O SR. PRESIDENTE - SIMÃO PEDRO - PT - Como  professor Manuel Sérgio é  um grande poeta, convido a todos vocês a buscarem seus livros, seus versos. Eu queria deixar também uma lembrança do Brasil, um livro de poemas de um grande poeta brasileiro - ele é da Catalunha, na Espanha - mas já é um grande brasileiro.

Ao grande poeta Manuel Sérgio, estes versos adversos, do nosso também grande poeta e profeta, Dom Pedro Casaldáliga. Vocês vivem contextos diferentes e lutam em trincheiras diferentes, pelo mesmo ideal, um mundo diferente, centrado na plenitude e na dignidade do ser humano.

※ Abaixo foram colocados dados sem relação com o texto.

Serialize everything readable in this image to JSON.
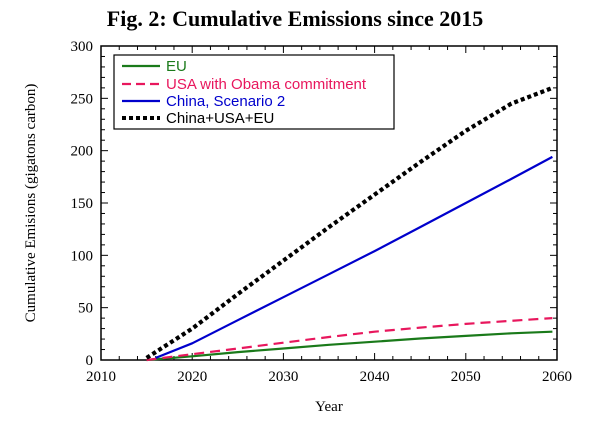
{
  "chart_data": {
    "type": "line",
    "title": "Fig. 2: Cumulative Emissions since 2015",
    "xlabel": "Year",
    "ylabel": "Cumulative Emisions (gigatons carbon)",
    "xlim": [
      2010,
      2060
    ],
    "ylim": [
      0,
      300
    ],
    "xticks": [
      2010,
      2020,
      2030,
      2040,
      2050,
      2060
    ],
    "yticks": [
      0,
      50,
      100,
      150,
      200,
      250,
      300
    ],
    "grid": false,
    "legend_position": "top-left",
    "series": [
      {
        "name": "EU",
        "color": "#1a7a1a",
        "style": "solid",
        "x": [
          2015,
          2020,
          2025,
          2030,
          2035,
          2040,
          2045,
          2050,
          2055,
          2059.5
        ],
        "y": [
          0,
          3.5,
          7.5,
          11,
          14.5,
          17.5,
          20.5,
          23,
          25.5,
          27
        ]
      },
      {
        "name": "USA with Obama commitment",
        "color": "#e8175d",
        "style": "dashed",
        "x": [
          2015,
          2020,
          2025,
          2030,
          2035,
          2040,
          2045,
          2050,
          2055,
          2059.5
        ],
        "y": [
          0,
          5.5,
          11,
          16.5,
          22,
          27,
          31,
          34.5,
          37.5,
          40
        ]
      },
      {
        "name": "China, Scenario 2",
        "color": "#0000cc",
        "style": "solid",
        "x": [
          2016,
          2020,
          2025,
          2030,
          2035,
          2040,
          2045,
          2050,
          2055,
          2059.5
        ],
        "y": [
          2,
          16,
          38,
          60,
          82,
          104,
          127,
          150,
          173,
          194
        ]
      },
      {
        "name": "China+USA+EU",
        "color": "#000000",
        "style": "dotted",
        "x": [
          2015,
          2020,
          2025,
          2030,
          2035,
          2040,
          2045,
          2050,
          2055,
          2059.5
        ],
        "y": [
          2,
          30,
          63,
          95,
          127,
          158,
          189,
          219,
          245,
          260
        ]
      }
    ]
  }
}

Abraços, Simão Pedro. (Palmas.)

 

O SR. MANUEL SÉRGIO - Quero dizer que é uma honra receber um livro do Dom Pedro Casaldáliga, por essa razão muito simples: ele e eu escrevemos no mesmo jornal, que se chama “Fraternizar”, escrito em Portugal, por um padre que o Vaticano suspendeu suas ordens. Para mim, é uma honra receber um livro desses, de uma pessoa que eu admiro muito e que considero de fato um santo.

Muito obrigado.

 

O SR. PRESIDENTE - SIMÃO PEDRO - PT - E a editora  Perseu Abramo é uma editora mantida pelo Partido dos Trabalhadores.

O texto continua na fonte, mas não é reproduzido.